Systematically perform better, but in this specific situation perform worse? That doesn't sound like a winning strategy on a one-shot dilemma. And the parenthetical patch doesn't seem to fix this problem: if the payoffs are randomly assigned in this one-shot case, and you get the short end of the stick - well, you know you aren't going to get another chance, because it's a one-shot case. Good luck trying to counterfactually mug the player here.

"You are also told some specifics about the algorithm that the alien uses to reach its decision, and likewise told that alien is told about as much about you."

If I know enough to see that my decision doesn't affect the alien's, I defect. If I don't know enough, I consider that the alien might know what my own algorithm is. Therefore I decide to cooperate if I think the alien will cooperate. I assume the alien knows this and that he knows that I know. Therefore I assume that the alien will cooperate because he thinks this will cause me to cooperate based on his knowledge of my thought processes (and CC is preferable to DD). Following the algorithm laid out above, I cooperate.

This is still just superrationality, though a little more advanced than usual. I have incomplete knowledge about my opponent's thought processes, I assume the rest will be similar to mine, consequently I choose the optimum symmetric strategy and hope he does the same.

If we can't handle this kind of reasoning, we lose billions of lives in the original True Prisoner's Dilemma, too. If I understood that post correctly, Eliezer was even hinting that we should just take the loss.

That's really unacceptable. I can't take a decision theory that seriously unless I know it returns the winning answer in these problems.

It requires us to know what sort of utility function the other player has, at the very least, and even then the result might be, at best, mutual defect or, against superrational players, mutual co-operation.

Cooperation against superrational players is only optimal if you are superrational too, or if they know how you are going to play. If you know they are superrational but they don't know you aren't, you should defect.

Cooperation against superrational players is only optimal if you are superrational too, or if they know how you are going to play. If you know they are superrational but they don't know you aren't, you should defect.
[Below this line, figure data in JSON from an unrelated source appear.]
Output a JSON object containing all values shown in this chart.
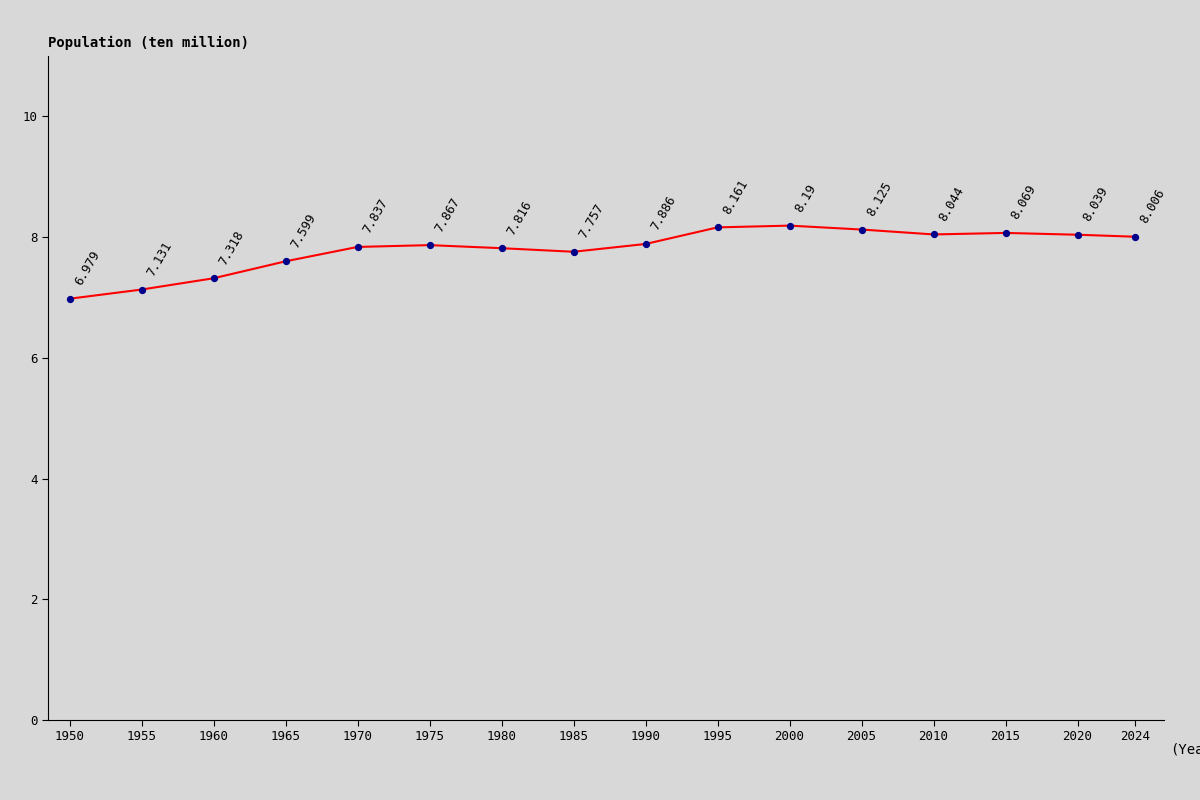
{
  "years": [
    1950,
    1955,
    1960,
    1965,
    1970,
    1975,
    1980,
    1985,
    1990,
    1995,
    2000,
    2005,
    2010,
    2015,
    2020,
    2024
  ],
  "population": [
    6.979,
    7.131,
    7.318,
    7.599,
    7.837,
    7.867,
    7.816,
    7.757,
    7.886,
    8.161,
    8.19,
    8.125,
    8.044,
    8.069,
    8.039,
    8.006
  ],
  "xlabel": "(Year)",
  "ylabel": "Population (ten million)",
  "background_color": "#d8d8d8",
  "line_color": "#ff0000",
  "dot_color": "#00008b",
  "xlim": [
    1948.5,
    2026
  ],
  "ylim": [
    0,
    11
  ],
  "yticks": [
    0,
    2,
    4,
    6,
    8,
    10
  ],
  "xticks": [
    1950,
    1955,
    1960,
    1965,
    1970,
    1975,
    1980,
    1985,
    1990,
    1995,
    2000,
    2005,
    2010,
    2015,
    2020,
    2024
  ],
  "annotation_rotation": 60,
  "annotation_fontsize": 9,
  "tick_fontsize": 9,
  "ylabel_fontsize": 10,
  "xlabel_fontsize": 10
}
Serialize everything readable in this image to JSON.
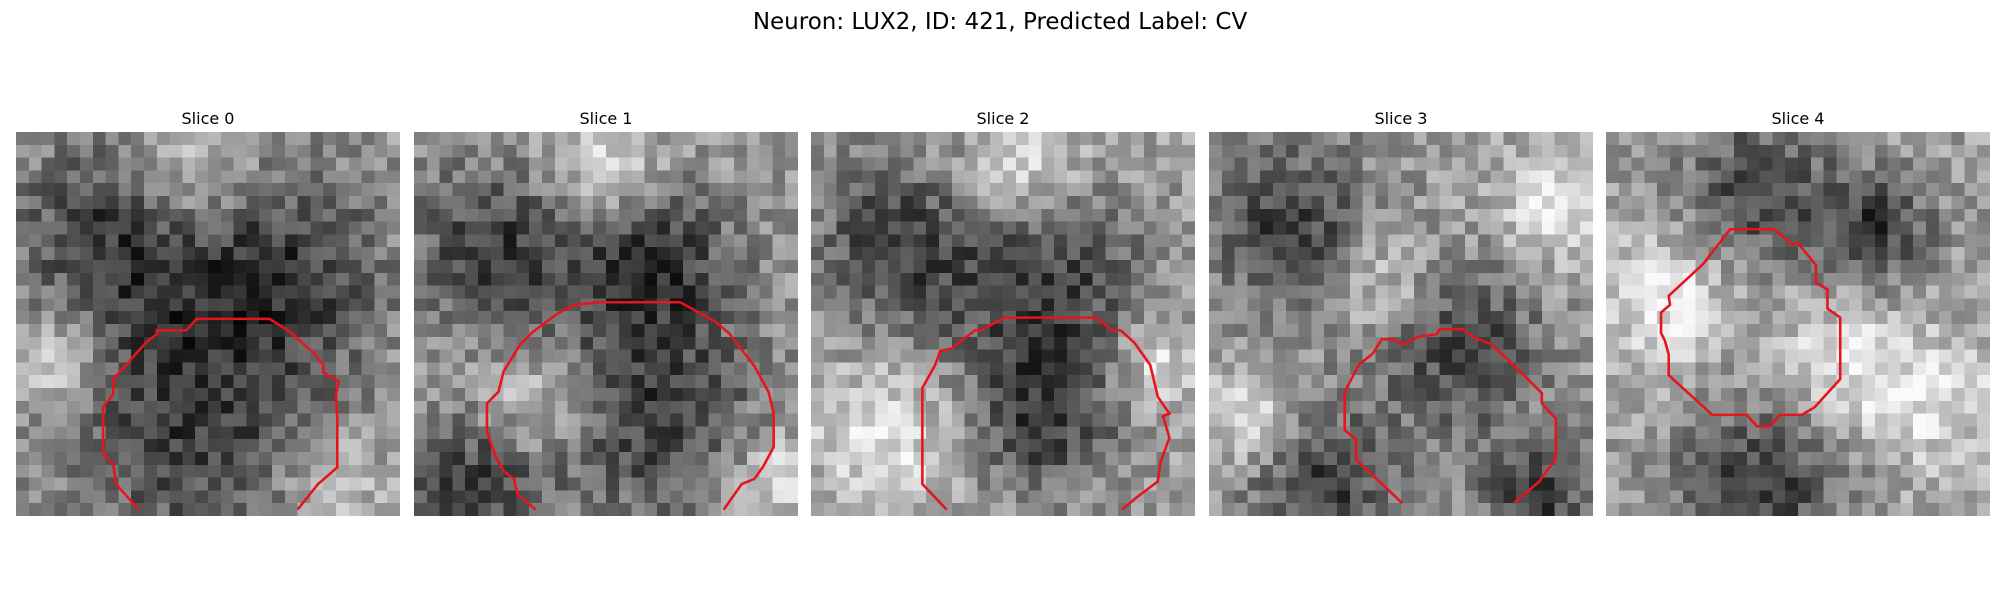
{
  "figure": {
    "title": "Neuron: LUX2, ID: 421, Predicted Label: CV"
  },
  "colors": {
    "contour": "#e8141b",
    "background": "#ffffff"
  },
  "panels": [
    {
      "title": "Slice 0",
      "seed": 11,
      "dark_blobs": [
        [
          0.68,
          0.35,
          0.28
        ],
        [
          0.25,
          0.25,
          0.25
        ],
        [
          0.45,
          0.75,
          0.35
        ]
      ],
      "light_blobs": [
        [
          0.45,
          0.12,
          0.18
        ],
        [
          0.1,
          0.6,
          0.12
        ],
        [
          0.82,
          0.9,
          0.12
        ]
      ]
    },
    {
      "title": "Slice 1",
      "seed": 23,
      "dark_blobs": [
        [
          0.2,
          0.3,
          0.22
        ],
        [
          0.62,
          0.32,
          0.22
        ],
        [
          0.6,
          0.72,
          0.3
        ],
        [
          0.15,
          0.92,
          0.18
        ]
      ],
      "light_blobs": [
        [
          0.5,
          0.1,
          0.16
        ],
        [
          0.33,
          0.7,
          0.16
        ],
        [
          0.95,
          0.9,
          0.12
        ]
      ]
    },
    {
      "title": "Slice 2",
      "seed": 37,
      "dark_blobs": [
        [
          0.22,
          0.3,
          0.22
        ],
        [
          0.62,
          0.4,
          0.25
        ],
        [
          0.6,
          0.75,
          0.2
        ]
      ],
      "light_blobs": [
        [
          0.2,
          0.8,
          0.2
        ],
        [
          0.55,
          0.1,
          0.15
        ],
        [
          0.9,
          0.6,
          0.12
        ]
      ]
    },
    {
      "title": "Slice 3",
      "seed": 53,
      "dark_blobs": [
        [
          0.22,
          0.25,
          0.22
        ],
        [
          0.65,
          0.55,
          0.22
        ],
        [
          0.3,
          0.92,
          0.2
        ],
        [
          0.85,
          0.95,
          0.15
        ]
      ],
      "light_blobs": [
        [
          0.45,
          0.4,
          0.15
        ],
        [
          0.1,
          0.75,
          0.12
        ],
        [
          0.9,
          0.2,
          0.15
        ]
      ]
    },
    {
      "title": "Slice 4",
      "seed": 71,
      "dark_blobs": [
        [
          0.4,
          0.15,
          0.18
        ],
        [
          0.4,
          0.92,
          0.22
        ],
        [
          0.7,
          0.25,
          0.15
        ]
      ],
      "light_blobs": [
        [
          0.15,
          0.45,
          0.18
        ],
        [
          0.85,
          0.7,
          0.18
        ],
        [
          0.6,
          0.6,
          0.15
        ]
      ]
    }
  ]
}
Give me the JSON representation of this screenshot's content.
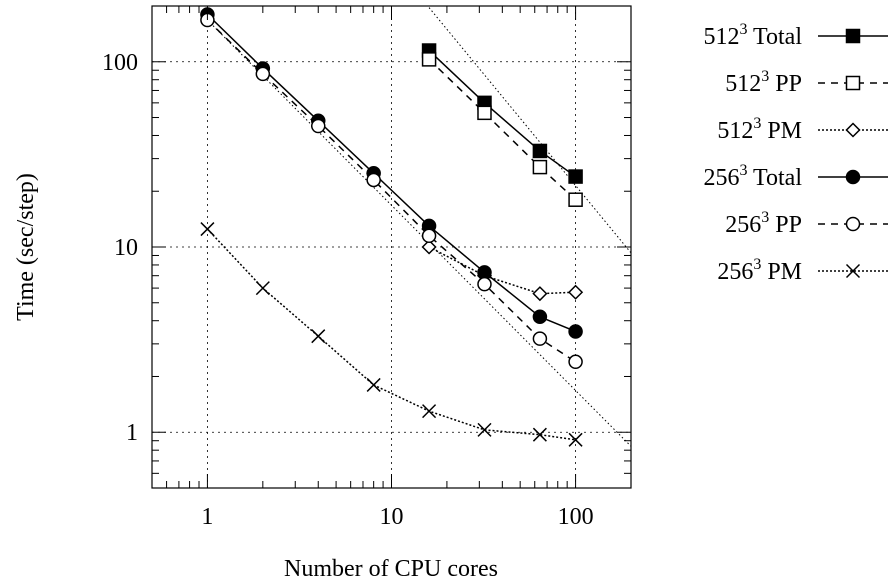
{
  "chart_data": {
    "type": "line",
    "title": "",
    "xlabel": "Number of CPU cores",
    "ylabel": "Time (sec/step)",
    "x_scale": "log",
    "y_scale": "log",
    "xlim": [
      0.5,
      200
    ],
    "ylim": [
      0.5,
      200
    ],
    "x_ticks": [
      1,
      10,
      100
    ],
    "x_tick_labels": [
      "1",
      "10",
      "100"
    ],
    "y_ticks": [
      1,
      10,
      100
    ],
    "y_tick_labels": [
      "1",
      "10",
      "100"
    ],
    "grid": true,
    "legend_position": "outside-right",
    "series": [
      {
        "name": "Total",
        "size_base": "512",
        "size_exp": "3",
        "line_style": "solid",
        "marker": "filled-square",
        "x": [
          16,
          32,
          64,
          100
        ],
        "y": [
          115,
          60,
          33,
          24
        ]
      },
      {
        "name": "PP",
        "size_base": "512",
        "size_exp": "3",
        "line_style": "dashed",
        "marker": "open-square",
        "x": [
          16,
          32,
          64,
          100
        ],
        "y": [
          103,
          53,
          27,
          18
        ]
      },
      {
        "name": "PM",
        "size_base": "512",
        "size_exp": "3",
        "line_style": "dotted",
        "marker": "open-diamond",
        "x": [
          16,
          32,
          64,
          100
        ],
        "y": [
          10,
          7.0,
          5.6,
          5.7
        ]
      },
      {
        "name": "Total",
        "size_base": "256",
        "size_exp": "3",
        "line_style": "solid",
        "marker": "filled-circle",
        "x": [
          1,
          2,
          4,
          8,
          16,
          32,
          64,
          100
        ],
        "y": [
          180,
          92,
          48,
          25,
          13,
          7.3,
          4.2,
          3.5
        ]
      },
      {
        "name": "PP",
        "size_base": "256",
        "size_exp": "3",
        "line_style": "dashed",
        "marker": "open-circle",
        "x": [
          1,
          2,
          4,
          8,
          16,
          32,
          64,
          100
        ],
        "y": [
          168,
          86,
          45,
          23,
          11.5,
          6.3,
          3.2,
          2.4
        ]
      },
      {
        "name": "PM",
        "size_base": "256",
        "size_exp": "3",
        "line_style": "dotted",
        "marker": "cross",
        "x": [
          1,
          2,
          4,
          8,
          16,
          32,
          64,
          100
        ],
        "y": [
          12.5,
          6.0,
          3.3,
          1.8,
          1.3,
          1.03,
          0.97,
          0.91
        ]
      }
    ],
    "reference_lines": [
      {
        "style": "dotted",
        "x": [
          1,
          200
        ],
        "y": [
          168,
          0.84
        ]
      },
      {
        "style": "dotted",
        "x": [
          16,
          200
        ],
        "y": [
          196,
          9.3
        ]
      }
    ]
  }
}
I find this confusing. Not in the sense that I don't understand the gist of the meaning. Rather, it makes the concept of 'superrational' as used sound weird to me (which could perhaps be attributed to the word, not Snowyowl). In particular:

Cooperation against superrational players is only optimal if you are superrational too

What is this magical trait that I can have thing that can change what is optimal choice for me to make for a fixed externally specified utility function?

What is this magical trait

Something along the lines of "when you cooperate, your opponent is forced to cooperate too".

The reason it is optimal is it presents no chance to be defected against, and any situation where you are defected against is worse than every situation where the opponent cooperates.

Lacking this magical trait of superrationality, the chance of being defected against is drawn back in, which dramatically harms you cooperating, making it less optimal.

Something along the lines of "when you cooperate, your opponent is forced to cooperate too".

That would be something that made more sense but just isn't something that fits in that context.